Advancements in late-stage functionalisation could play a key role in allowing innovators to obtain the protection they rightly deserve, after embarking on long and arduous R&D programmes for developing new clinical candidates.
Taking the Markush structure and imatinib examples above, imagine if, for the sake of argument, imatinib was the only compound in the (draft) patent specification where R1 was different from hydrogen (i.e. supporting a heteroaryl group), and all other compounds in the patent specification were cases where R1 is hydrogen. As discussed above, some jurisdictions will allow the original definition to be retained, despite the lack of experimental data to support all substituent types. Stricter jurisdictions are likely to raise objections on grounds of lack of “support”, and ask that any substituent types that are not directly exemplified be deleted, or that supplementary experimental evidence be provided showing that compounds with other types of substituents can be synthesised and retain efficacy.
This is where late-stage functionalisation might come into play. It can be difficult to obtain supplementary experimental data, especially if the compounds and/or intermediates were synthesised a long time ago and have been disposed of or misplaced, or perhaps are slowly decomposing in storage. Instead of starting from the beginning to obtain the necessary experimental data, it may be possible to start from the clinical candidate itself, and conduct late-stage functionalisation at selected positions of the chemical structure. In the Markush structure and imatinib examples above, an objection of lack of support on R1 could potentially be addressed by conducting late-stage functionalisation on imatinib (e.g. by transforming the pyridine ring to an arene ring, i.e. to support an aryl group), conducting the relevant biological assay, and then submitting such experimental data in response.
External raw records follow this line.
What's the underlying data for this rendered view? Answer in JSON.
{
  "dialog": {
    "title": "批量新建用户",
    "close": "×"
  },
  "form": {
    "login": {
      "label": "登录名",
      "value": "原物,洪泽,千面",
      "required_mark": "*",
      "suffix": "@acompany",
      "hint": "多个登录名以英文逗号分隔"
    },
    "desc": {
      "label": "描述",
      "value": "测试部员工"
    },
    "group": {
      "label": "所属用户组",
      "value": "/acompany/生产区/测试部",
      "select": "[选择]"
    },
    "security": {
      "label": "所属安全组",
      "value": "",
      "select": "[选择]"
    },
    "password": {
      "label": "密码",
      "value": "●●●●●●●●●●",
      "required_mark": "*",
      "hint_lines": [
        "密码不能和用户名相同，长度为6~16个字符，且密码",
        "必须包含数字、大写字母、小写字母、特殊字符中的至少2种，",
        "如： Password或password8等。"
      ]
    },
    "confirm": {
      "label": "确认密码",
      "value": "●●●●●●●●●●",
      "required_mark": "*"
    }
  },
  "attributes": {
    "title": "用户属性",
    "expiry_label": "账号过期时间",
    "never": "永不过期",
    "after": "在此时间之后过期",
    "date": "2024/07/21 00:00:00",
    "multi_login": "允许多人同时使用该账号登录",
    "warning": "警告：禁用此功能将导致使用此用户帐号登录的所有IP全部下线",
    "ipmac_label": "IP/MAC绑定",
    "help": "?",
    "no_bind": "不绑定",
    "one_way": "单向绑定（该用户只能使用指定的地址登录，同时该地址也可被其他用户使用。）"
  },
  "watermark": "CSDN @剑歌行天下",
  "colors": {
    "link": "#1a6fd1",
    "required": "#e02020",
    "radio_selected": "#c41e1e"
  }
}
Late-stage functionalisation is therefore likely to open up new opportunities for innovator companies – we anticipate that late-stage functionalisation will not only have an impact in academia and industry, but also in commercial and IP aspects too.
- Börgel and Ritter, “Late-Stage Functionalization”, Chem, 2020, 6, p. 1877-1887
- Liao et al., “Site-selective and stereoselective functionalization of non-activated tertiary C–H bonds”, Nature, 2017, 551, p. 609-613.
- Cheng et al., “Skeletal editing of pyridines through atom-pair swap from CN to CC”, Nat. Chem., 2024, 16, p. 741-748.
- Kennedy et al., “Skeletal editing through direct nitrogen deletion of secondary amines”, Nature, 2021, 593, p. 223-227.